Dáil debates
Wednesday, 11 June 2014
Housing (Miscellaneous Provisions) Bill 2014: Report Stage (Resumed)
6:30 pm
Catherine Murphy (Kildare North, Independent) | Oireachtas source
Deputy Ellis spoke earlier about hotels and bed and breakfast accommodation for homeless people and the costs of same. That is an approach that some local authorities take. However, others do not take that approach to homelessness but leave it up to people to find accommodation themselves, to find a couch somewhere or, in some cases, to sleep in a car. They might not say "Sleep in your car," but that is the only option available to some people. I have certainly come across people who have been sleeping in cars. I spoke to a woman who was sleeping in her car who told me that she could see no way out. She was very depressed about it, understandably. She was concerned about where to park in order to be safe, she had nowhere to wash or get fresh clothes and nowhere to charge her phone. That has been the experience of some people; they have not been in a hotel. I do not dispute the very valid point that Deputy Ellis made about the stupidity of the costs associated with accommodating people in hotels, but this is Ireland in 2014.
A number of county managers, from Roscommon, Dun Laoghaire and Limerick, appeared before the Oireachtas Joint Committee on Environment, Culture and the Gaeltacht recently. Each of them said that they always had to go above the rent caps to get RAS houses. They would not get such houses otherwise. Roscommon is not the worst case, as it is one of the local authority areas that is under the least pressure, but that was the uniform experience. With the RAS the criterion is 92% of the market rent, but what we are looking at here is hundreds of euro per month below that in most cases.

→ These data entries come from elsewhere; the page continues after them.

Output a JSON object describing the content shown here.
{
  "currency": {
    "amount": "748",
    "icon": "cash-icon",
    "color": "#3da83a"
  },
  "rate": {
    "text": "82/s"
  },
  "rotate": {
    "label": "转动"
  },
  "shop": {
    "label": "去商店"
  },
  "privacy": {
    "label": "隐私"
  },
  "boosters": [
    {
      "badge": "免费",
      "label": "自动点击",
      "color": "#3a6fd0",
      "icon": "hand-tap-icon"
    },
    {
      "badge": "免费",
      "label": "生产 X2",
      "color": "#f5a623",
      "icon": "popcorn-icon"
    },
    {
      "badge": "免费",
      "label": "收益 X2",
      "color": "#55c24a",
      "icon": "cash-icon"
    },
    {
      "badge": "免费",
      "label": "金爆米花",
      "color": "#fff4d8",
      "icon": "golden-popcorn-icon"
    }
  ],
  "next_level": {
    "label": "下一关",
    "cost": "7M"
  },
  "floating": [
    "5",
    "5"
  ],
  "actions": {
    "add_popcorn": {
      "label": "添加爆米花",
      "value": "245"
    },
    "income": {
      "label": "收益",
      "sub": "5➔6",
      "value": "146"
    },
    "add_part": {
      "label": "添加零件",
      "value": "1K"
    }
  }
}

Often we are asking very vulnerable people to go looking for accommodation. I referred earlier to a woman who had just had a baby - how was she supposed to find accommodation? As I said before, women are not allowed out of hospital with their babies if they do not have a child seat in their car, yet they might have no home to go to. It is extraordinary. Some of the local authorities have actually become homeless agencies, because that is their main function. All day long they are dealing with people who are turning up in crisis.
I ask that a member of the Government or someone in the Department go out and look at a typical unit to let in Dublin city or county or in the counties surrounding it and speak to the people who turn up. Such people are taking the letting agents to one side and begging them to accept rent assistance payments. They are not just asking, but are begging and are promising to top them up. That is the experience, and if the Minister of State rings auctioneers they will tell her that. The houses are simply not available within the current limits. Essentially, we are asking people to go out and find such houses to give the impression that something is being done. Deputy Ellis was absolutely correct when he said that if housing officials were sent out to try to source accommodation, the Minister of State would soon get the true story back in a very direct way. That story is not being transmitted to her at the moment.
This is the number one issue for me and takes up almost all of the time in my constituency office. I can completely relate to what Deputy Boyd Barrett said in that regard. It is a human tragedy. This amendment, at least, seeks to place the obligation to find accommodation on the local authorities rather than on the individuals.